Oireachtas Joint and Select Committees

Tuesday, 24 November 2015

Joint Oireachtas Committee on Agriculture, Food and the Marine

Dairy Industry: Discussion (Resumed)

2:00 pm

Dr. Anne Finnegan:

As the Vice Chairman quite rightly states, the challenges are completely different when coming from the tillage sector to dairying. The fundamental thing AIB looks for in a new entrant from the tillage sector is his or her experience in dairying. If he or she does not have any experience, there is capacity to hire it in and to manage the dairy operation successfully. That is the very first thing we look at before we look at anything else. The barriers to entry in terms of investment are much more significant for a tillage farmer and that is a real consideration as well.

In many respects, one is looking at probably a higher level of equity coming in with a tillage conversion into dairying as opposed to a suckler or beef conversion, where there will be equity in the stock. In reality, in terms of new entrants to dairy production and people who would have received quota under the Department of Agriculture, Food and the Marine schemes, conversions from the beef and tillage sectors have been at the lower end of the numbers. The most significant proportion of new entrants, if one wants to call them that, have come from the dairy sector. They have had some level of dairy experience within the home or extended family farm, which has really seen them through. Our experience of that has been quite positive.

To pick up on Deputy Penrose's question on dealing with young farmers coming into the industry and how we are supporting them, first and foremost, we have had a strong focus on the young farmer market for well over a decade. Deputy Penrose cited the statistic that less than 7% of the farming population is a young farmer. On trying to encourage and foster young farmers, we work very closely with Teagasc in its agriculture colleges on its level 6 and green certificate programmes. We have a financial planning programme in place with Teagasc as part of its curriculum and every year, we run a best farm plan of the year award. This has been really good for the bank in building financial acumen in future farmers and an understanding on the part of those farmers of what it is a bank will look for from them when they come to see us with their business plans and what a good plan looks like.
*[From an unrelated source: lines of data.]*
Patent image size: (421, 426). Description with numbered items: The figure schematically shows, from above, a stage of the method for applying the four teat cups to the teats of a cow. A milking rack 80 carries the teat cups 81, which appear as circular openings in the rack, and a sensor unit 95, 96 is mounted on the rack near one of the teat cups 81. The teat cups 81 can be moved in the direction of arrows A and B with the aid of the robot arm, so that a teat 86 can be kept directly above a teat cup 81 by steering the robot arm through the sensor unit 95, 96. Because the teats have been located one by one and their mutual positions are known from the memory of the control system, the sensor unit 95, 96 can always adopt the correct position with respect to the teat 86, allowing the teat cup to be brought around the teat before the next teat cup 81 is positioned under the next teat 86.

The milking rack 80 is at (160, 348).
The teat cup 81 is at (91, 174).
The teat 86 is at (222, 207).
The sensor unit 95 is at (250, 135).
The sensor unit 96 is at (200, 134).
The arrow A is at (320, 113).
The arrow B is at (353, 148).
For the first time, this year the College of Agriculture, Food and Rural Enterprise at Greenmount in Northern Ireland was part of the initiative as well. It is a cross-Border initiative which is working very well.

When we are interacting on the ground through our branches and business centres and through direct banking with young farmers, as a prerequisite, any young farmer or new entrant to dairying will meet an agri-adviser. For capacity reasons, that is not the case for all lending cases across the board in the bank. We prioritise new entrants to the sector when arranging these meetings with the agri-advisers. Specifically, we want to get an understanding of their experience and financial acumen. How do we deal with them? We give them interest-only periods, in recognition of the challenges in the start-up phase. Typically, initially it starts with a one year interest-only period which is reviewed when necessary.
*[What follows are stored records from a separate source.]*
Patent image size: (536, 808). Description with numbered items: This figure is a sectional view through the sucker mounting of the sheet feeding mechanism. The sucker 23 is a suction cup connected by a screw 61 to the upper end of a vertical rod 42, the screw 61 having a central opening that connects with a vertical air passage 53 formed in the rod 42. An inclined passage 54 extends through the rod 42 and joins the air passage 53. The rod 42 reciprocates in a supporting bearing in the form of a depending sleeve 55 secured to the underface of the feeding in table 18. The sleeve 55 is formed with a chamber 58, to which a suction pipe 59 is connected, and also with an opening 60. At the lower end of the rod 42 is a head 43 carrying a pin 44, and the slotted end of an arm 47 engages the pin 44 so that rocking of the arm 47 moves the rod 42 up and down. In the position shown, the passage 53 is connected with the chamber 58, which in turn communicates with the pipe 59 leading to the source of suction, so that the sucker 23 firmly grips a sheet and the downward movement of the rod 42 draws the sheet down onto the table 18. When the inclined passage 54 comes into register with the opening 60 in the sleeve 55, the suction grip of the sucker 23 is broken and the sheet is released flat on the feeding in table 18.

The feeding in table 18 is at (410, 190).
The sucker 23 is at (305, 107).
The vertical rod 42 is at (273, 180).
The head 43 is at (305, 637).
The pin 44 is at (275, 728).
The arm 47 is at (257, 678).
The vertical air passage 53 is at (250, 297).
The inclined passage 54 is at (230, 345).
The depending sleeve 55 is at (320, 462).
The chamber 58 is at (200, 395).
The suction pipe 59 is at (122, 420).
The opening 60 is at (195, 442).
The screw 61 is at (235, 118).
It is important to bear in mind that while this is our first episode of volatility post-quota, realistically we have to bear 2009 and 2013 in mind as well in terms of the form that dairy farmers and the entire industry have in dealing with volatility. Our view would be that dairy farmers and the industry itself are better positioned now. We have a greater understanding of the impact of the cycle, be it the cycle related to price or a cycle related to weather, and dealing with it. In terms of budgeting through the cycle and taking account of the volatility, we are comfortable with taking a long-term through-the-cycle budget milk price. However, this is only one half of margin on a farm. The other half is the cost base, which is very important for us as well. While we keep the milk price under review, it is important that we carry out rigorous financial assessments of proposals in front of us and that we get an understanding of the cost base on the farm because this really makes a difference. When one looks at the Teagasc profit monitors, the variance between different farms is quite frightening. Mr. Burke alluded to this already.